Ao que Sagan interpelou, demonstrando preocupação: — Você afirmou que a ciência é escapismo, e a razão não pode apreender a realidade. Ciência não passa de uma palavra, do latim, para conhecimento; acho difícil aceitar que alguém seja contra o conhecimento.
— O único conhecimento válido e real é a consciência da finitude.— respondeu Camus.
— Lembro-me de Richard Feynman dizer que preferia questões que não podem ser respondidas a respostas que não podem ser questionadas. — sorriu o garçom..
— Para mim— disse Sagan — seria bem difícil deixar meu lado científico do lado de fora da taverna ao entrar. Eu apareceria pelado diante de vocês. E isto sim seria um absurdo! — provocando risos em todos à mesa.
Nesse momento, o gerente sinalizou discretamente ao garçom já atento, que tomou a palavra ao tocar um sinete dourado:
—Senhores, minhas escusas pela abrupta interrupção. Dentro de instantes receberemos mais uma ilustre companhia, que tenho certeza há de somar sobremaneira ao já interessante debate, com novas…perspectivas e visões particulares. Na pluralidade de ideias floresce a beleza do conhecimento.

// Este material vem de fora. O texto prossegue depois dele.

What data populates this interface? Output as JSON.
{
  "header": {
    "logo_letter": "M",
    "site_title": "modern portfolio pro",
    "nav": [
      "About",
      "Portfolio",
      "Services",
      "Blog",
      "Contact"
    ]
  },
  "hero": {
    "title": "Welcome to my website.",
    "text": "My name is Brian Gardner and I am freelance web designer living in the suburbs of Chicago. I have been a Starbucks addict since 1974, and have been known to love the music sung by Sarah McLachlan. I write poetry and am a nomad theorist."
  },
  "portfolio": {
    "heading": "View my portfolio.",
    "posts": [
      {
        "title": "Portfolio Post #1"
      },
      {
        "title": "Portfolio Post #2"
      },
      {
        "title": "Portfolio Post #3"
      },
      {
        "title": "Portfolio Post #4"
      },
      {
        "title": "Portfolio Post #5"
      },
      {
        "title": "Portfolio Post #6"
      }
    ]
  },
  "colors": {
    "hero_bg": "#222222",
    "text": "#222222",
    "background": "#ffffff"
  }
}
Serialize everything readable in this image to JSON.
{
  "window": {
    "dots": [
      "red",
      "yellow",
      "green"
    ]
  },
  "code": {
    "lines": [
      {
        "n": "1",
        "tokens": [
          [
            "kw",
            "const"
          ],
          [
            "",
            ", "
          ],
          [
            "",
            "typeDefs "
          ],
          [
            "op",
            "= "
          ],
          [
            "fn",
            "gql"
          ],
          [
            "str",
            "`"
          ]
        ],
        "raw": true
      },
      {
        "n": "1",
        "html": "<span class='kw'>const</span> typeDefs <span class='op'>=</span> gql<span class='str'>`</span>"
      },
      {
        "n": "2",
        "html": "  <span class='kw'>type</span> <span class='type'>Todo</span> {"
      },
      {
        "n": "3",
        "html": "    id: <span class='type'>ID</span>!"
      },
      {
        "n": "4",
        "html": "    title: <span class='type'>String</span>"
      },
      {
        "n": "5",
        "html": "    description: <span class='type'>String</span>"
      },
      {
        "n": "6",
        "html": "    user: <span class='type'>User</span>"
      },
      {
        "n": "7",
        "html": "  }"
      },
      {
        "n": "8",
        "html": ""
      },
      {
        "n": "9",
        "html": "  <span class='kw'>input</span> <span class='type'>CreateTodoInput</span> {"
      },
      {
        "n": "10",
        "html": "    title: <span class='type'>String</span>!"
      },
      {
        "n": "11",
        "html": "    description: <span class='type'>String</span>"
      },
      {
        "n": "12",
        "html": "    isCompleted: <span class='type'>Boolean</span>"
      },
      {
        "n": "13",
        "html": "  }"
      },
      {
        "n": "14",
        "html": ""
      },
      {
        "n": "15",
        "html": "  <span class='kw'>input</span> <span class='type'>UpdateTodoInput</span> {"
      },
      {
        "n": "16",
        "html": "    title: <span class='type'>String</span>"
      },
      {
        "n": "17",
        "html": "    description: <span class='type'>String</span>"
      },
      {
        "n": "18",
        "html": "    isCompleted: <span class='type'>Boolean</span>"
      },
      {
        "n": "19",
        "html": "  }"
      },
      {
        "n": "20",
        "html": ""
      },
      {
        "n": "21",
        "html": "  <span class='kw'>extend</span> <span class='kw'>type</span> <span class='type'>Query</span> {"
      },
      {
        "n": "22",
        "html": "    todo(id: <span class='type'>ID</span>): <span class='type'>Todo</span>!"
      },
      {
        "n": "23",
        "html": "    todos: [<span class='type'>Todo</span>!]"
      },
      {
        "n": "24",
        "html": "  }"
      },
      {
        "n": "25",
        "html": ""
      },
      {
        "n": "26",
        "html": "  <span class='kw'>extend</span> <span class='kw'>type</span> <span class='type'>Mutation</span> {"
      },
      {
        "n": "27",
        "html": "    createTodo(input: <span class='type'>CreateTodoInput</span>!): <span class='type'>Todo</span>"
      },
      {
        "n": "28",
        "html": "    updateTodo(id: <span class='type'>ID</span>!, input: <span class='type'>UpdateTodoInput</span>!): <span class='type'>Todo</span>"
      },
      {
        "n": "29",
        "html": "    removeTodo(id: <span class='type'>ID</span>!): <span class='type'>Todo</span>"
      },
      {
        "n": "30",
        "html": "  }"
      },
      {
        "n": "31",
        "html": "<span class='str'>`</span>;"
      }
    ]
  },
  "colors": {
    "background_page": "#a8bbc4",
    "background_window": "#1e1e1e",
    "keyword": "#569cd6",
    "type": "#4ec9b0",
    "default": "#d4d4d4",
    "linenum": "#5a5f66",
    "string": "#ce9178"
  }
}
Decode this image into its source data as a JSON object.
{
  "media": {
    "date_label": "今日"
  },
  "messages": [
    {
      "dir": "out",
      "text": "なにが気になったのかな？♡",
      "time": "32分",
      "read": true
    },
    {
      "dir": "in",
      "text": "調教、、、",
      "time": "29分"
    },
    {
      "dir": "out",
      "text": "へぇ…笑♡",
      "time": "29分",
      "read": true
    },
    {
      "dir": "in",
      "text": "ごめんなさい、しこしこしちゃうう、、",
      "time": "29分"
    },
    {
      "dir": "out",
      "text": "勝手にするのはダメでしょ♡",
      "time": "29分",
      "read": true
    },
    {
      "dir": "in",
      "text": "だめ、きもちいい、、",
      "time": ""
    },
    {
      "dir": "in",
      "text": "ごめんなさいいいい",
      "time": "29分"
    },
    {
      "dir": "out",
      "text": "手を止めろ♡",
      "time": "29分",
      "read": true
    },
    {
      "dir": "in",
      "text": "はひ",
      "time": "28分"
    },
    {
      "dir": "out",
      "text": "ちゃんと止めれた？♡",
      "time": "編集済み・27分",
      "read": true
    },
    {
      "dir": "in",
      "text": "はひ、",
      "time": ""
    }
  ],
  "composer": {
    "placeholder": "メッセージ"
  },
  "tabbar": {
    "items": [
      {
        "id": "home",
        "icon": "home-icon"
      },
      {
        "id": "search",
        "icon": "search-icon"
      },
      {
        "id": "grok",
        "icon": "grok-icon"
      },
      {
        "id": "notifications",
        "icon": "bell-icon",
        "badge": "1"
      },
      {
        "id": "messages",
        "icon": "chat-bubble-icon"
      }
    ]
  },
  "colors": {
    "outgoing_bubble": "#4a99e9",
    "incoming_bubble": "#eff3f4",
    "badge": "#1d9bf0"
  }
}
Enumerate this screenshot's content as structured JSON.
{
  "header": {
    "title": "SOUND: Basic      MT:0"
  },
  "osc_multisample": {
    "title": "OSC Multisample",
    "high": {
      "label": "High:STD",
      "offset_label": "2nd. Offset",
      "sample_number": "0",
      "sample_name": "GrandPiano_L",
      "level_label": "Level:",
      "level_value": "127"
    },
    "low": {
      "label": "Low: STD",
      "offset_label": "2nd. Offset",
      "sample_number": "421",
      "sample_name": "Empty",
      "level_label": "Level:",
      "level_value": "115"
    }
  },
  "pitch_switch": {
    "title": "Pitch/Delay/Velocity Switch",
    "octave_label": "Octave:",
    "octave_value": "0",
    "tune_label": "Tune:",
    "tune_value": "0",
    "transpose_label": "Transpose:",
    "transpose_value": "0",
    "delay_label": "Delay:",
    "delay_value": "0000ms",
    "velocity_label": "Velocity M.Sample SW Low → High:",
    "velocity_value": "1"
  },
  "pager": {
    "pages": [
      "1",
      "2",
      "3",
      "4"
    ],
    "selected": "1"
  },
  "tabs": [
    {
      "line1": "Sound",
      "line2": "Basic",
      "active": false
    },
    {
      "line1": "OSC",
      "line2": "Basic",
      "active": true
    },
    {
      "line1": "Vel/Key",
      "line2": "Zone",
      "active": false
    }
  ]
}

Batidas suaves à porta com a aldrava em formato de coruja com as asas abertas foram ouvidas, que o garçom abriu com uma reverência ao novo convidado.
O olhos arregalados de todos à mesa foram evidentes, talvez exceto por Einstein, que logo reconheceu o jovem no umbral da entrada e abriu um largo sorriso.
Pois ali estava um padre.
Apresentava-se de traje completo: batina impecável, colarinho clerical e crucifixo discreto sobre o peito, uma bengala elegante, que prontamente entregou ao garçom.
Einstein imediatamente exclamou, antes mesmo que pudesse ser formalmente apresentado:
— Seja bem-vindo, caríssimo Colega!
Esse ensaio é a continuação de “O Banquete dos Pensadores”, da Taverna Line of Life.